While Danny and Kat tread the waters of an expected if unlikely burgeoning romance, Trevor aims to realise his dreams of building on the modest success of Power 4 Life, looking at new real estate, visualising his rose-tinted version of the future. Trevor could be that genuine, infuriating personality type; the abundantly happy and healthy individual, but Bujalski and Pearce start painting in uncertainties, suggesting a hive of self-doubt buzzing away just below the surface. When Kay pulls a sicky, Trevor brings her soup (knowingly recalling Nicolas Cage in the 1988 weirdo gem Vampire’s Kiss?). It’s just over the line of professional into the awkwardly desperate or obsessive. Just a shade, but telling nonetheless. When Trevor’s perceived territory is threatened by Danny, however, he flies off of the handle. That old cliché of the raging body builder? Or something more complex? Trevor’s more level-headed persistence suggests the latter.
When Danny intensifies his efforts to court Kat she grows not just uncomfortable but hostile (“go give it (your money) to Cancer Research then go get cancer, you rich fuck!”), having already compromised their professional relationship. Danny’s overtures to Kat feel immature, half-learned from Hollywood rom-coms and when Trevor talks about his feelings for her, Kat can’t help but snigger or smirk. Inevitably Danny and Kat are a smokescreen for the real focus; Kat and Trevor. With all this Bujalski feels as though he is picking at the rom-com’s tropes while pretending to bend to them. Needless to say Kat herself is no ditzy love interest in all this; she’s an angry, awkward firebrand who has a habit of taking weakness in others as evidence of a personal failure in herself; bolshy, flawed and aggravated at her own imperfections just like her male counterparts.
That other old stereotype the training montage is likewise subtly lambasted (“You’ve seen Rocky right? That’s half the battle”) as Bujalski indulges in all manner of jump cuts and wipes as he pushes the timeline on and massages the character dynamics into the film’s second phase. Mostly though he presents us a trio of individuals who are striving for self-improvement while constantly self-sabotaging. Underpinning this in fits and starts is a score of drums and haphazardly played electric guitar, echoing the awkwardness of the three leads as they inch themselves around one another.

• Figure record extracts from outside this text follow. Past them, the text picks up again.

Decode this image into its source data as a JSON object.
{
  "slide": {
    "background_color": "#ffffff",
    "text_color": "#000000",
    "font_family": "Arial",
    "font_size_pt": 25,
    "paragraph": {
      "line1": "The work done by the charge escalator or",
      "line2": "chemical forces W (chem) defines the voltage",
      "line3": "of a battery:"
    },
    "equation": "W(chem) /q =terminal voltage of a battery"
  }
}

Results isn’t too clever for its own good, or at least it’s not too clever to remain openly enjoyable and frequently quite funny (at least in a wry, observational way). Yet while Bujalski ups the ante from the conventional rom-com, there’s a level of safety to this step that doesn’t feel as bold as Computer Chess. Of course, not every film in a director’s career has to be a brave or idiosyncratic leap, and Results does still represent something of a stylistic shift for Bujalski, but one can’t help but feel that in the grand scheme of things this one will be looked back on as a transitioning piece. One between others. Even at its end, Bujalski undercuts expectations by cutting from an expected emotional high to bored teens, restlessly changing channels. For a second I wondered if the whole movie had been something they couldn’t quite bring themselves to finish; a good film destined to pass most people by, which is something of a shame.
Meanwhile the sight of Anthony Michael Hall (The Breakfast Club) as a gristled, ageing Scandinavian body builder has made me feel as though my whole life has just blinked by.